[dns-operations] Who Ignores TTLs ?

Roy Arends roy at dnss.ec
Mon Feb 21 16:22:46 UTC 2011


On Feb 17, 2011, at 2:01 AM, Simon Lyall wrote:

> I keep seeing a persistent complaint that some DNS caching operators ignore TTLs or otherwise keep records for longer than the TTL would indicate.
> 
> I suspect this might be an urban legend since most DNS caching software doesn't even offer this as an option last time I checked.
> 
> Does anybody actually do this? Because it keep being brought up by some peopel as to why things like GSLB don't work.

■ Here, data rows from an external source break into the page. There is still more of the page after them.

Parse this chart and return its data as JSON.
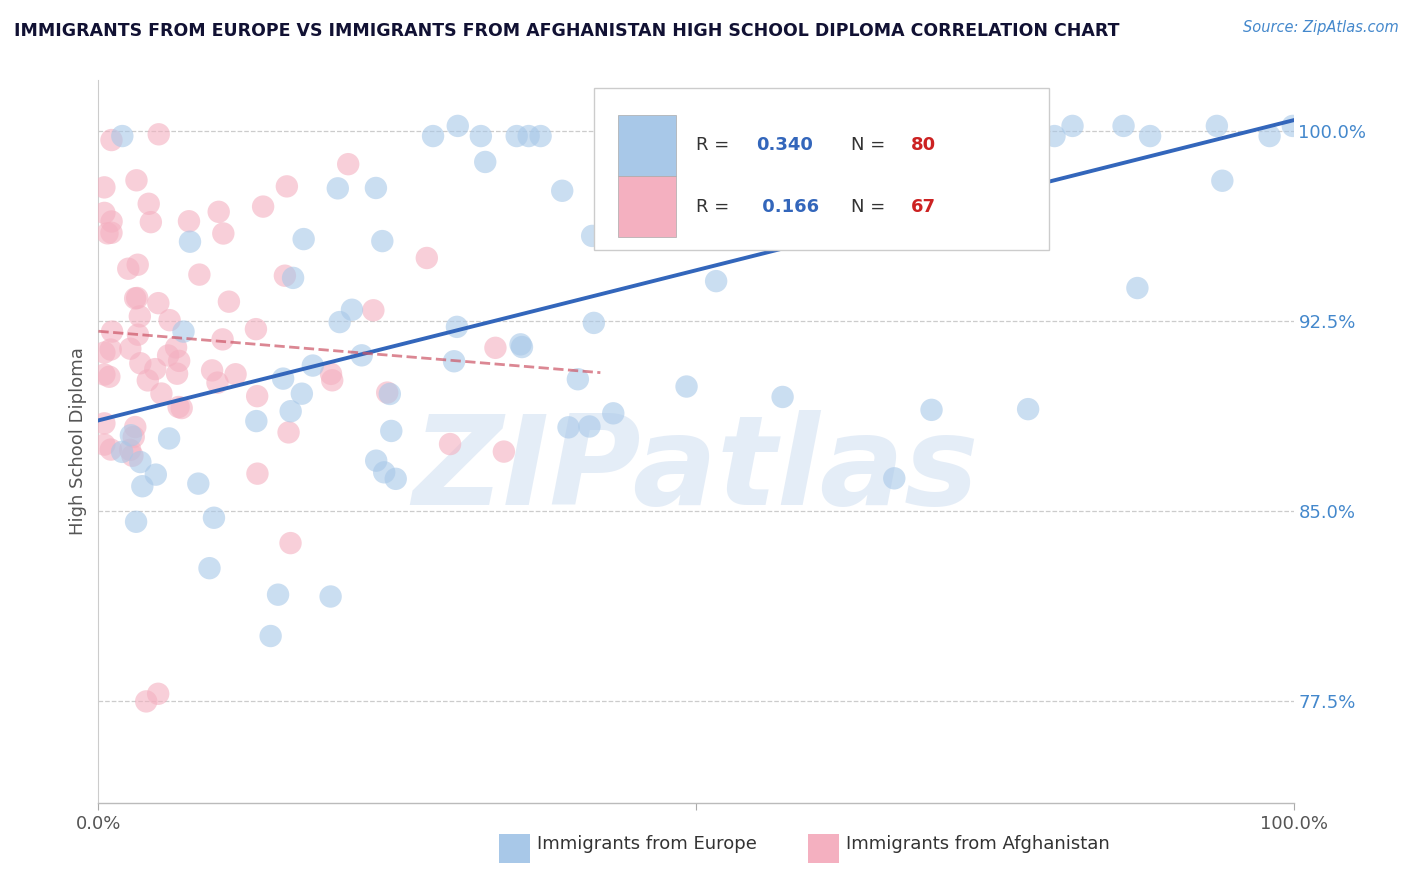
{
  "title": "IMMIGRANTS FROM EUROPE VS IMMIGRANTS FROM AFGHANISTAN HIGH SCHOOL DIPLOMA CORRELATION CHART",
  "source_text": "Source: ZipAtlas.com",
  "ylabel": "High School Diploma",
  "europe_R": 0.34,
  "europe_N": 80,
  "afghanistan_R": 0.166,
  "afghanistan_N": 67,
  "europe_color": "#a8c8e8",
  "afghanistan_color": "#f4b0c0",
  "europe_line_color": "#3366bb",
  "afghanistan_line_color": "#cc5566",
  "watermark_color": "#c5d8ee",
  "title_color": "#111133",
  "source_color": "#4488cc",
  "legend_R_color": "#3366bb",
  "legend_N_color": "#3366bb",
  "bg_color": "#ffffff",
  "xlim": [
    0.0,
    1.0
  ],
  "ylim": [
    0.735,
    1.02
  ],
  "ytick_vals": [
    0.775,
    0.85,
    0.925,
    1.0
  ],
  "ytick_labels": [
    "77.5%",
    "85.0%",
    "92.5%",
    "100.0%"
  ]
}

At Nominet, we see various forms of TTL ignorance, independent of load balancing via DNS . A few of them:

1) TTL is approximate

The bulk of caching resolvers will adhere to TTL, but not the exact value. Mostly, we see resolvers come back slightly before TTL expires. Don't know the exact error rate yet, will have to investigate. 

2) Incredible bursts

We very often see a massive amount of request from a single address, for a single domain name. Sometimes 200-300 queries within a few hundred milliseconds (with an average delta of 3 milliseconds between queries). The load vaporizes as soon as the resolver receives the first response we send. This is not a DDoS, and normally, this will be hidden in the noise and thunder of the regular load. 

3) Disproportionate NXDOMAIN load.

Due to caches capping negative caching to a few minutes (independent of a higher ttl in the SOA), we see a disproportionate query rate for names that do not exist. In theory, there are many more names that do not exist compared to those that do exist, however in practice (tested in november 2009) using one day of query-load on a single nameserver, the set of queries for unique existing names is larger than the set of queries for unique non-existing names. The reason I mention it here is that caches can be configure to override negative TTL.

So, either due to cache optimization, misconfiguration, bad implementations or implementation override, caches appear not to adhere to TTL.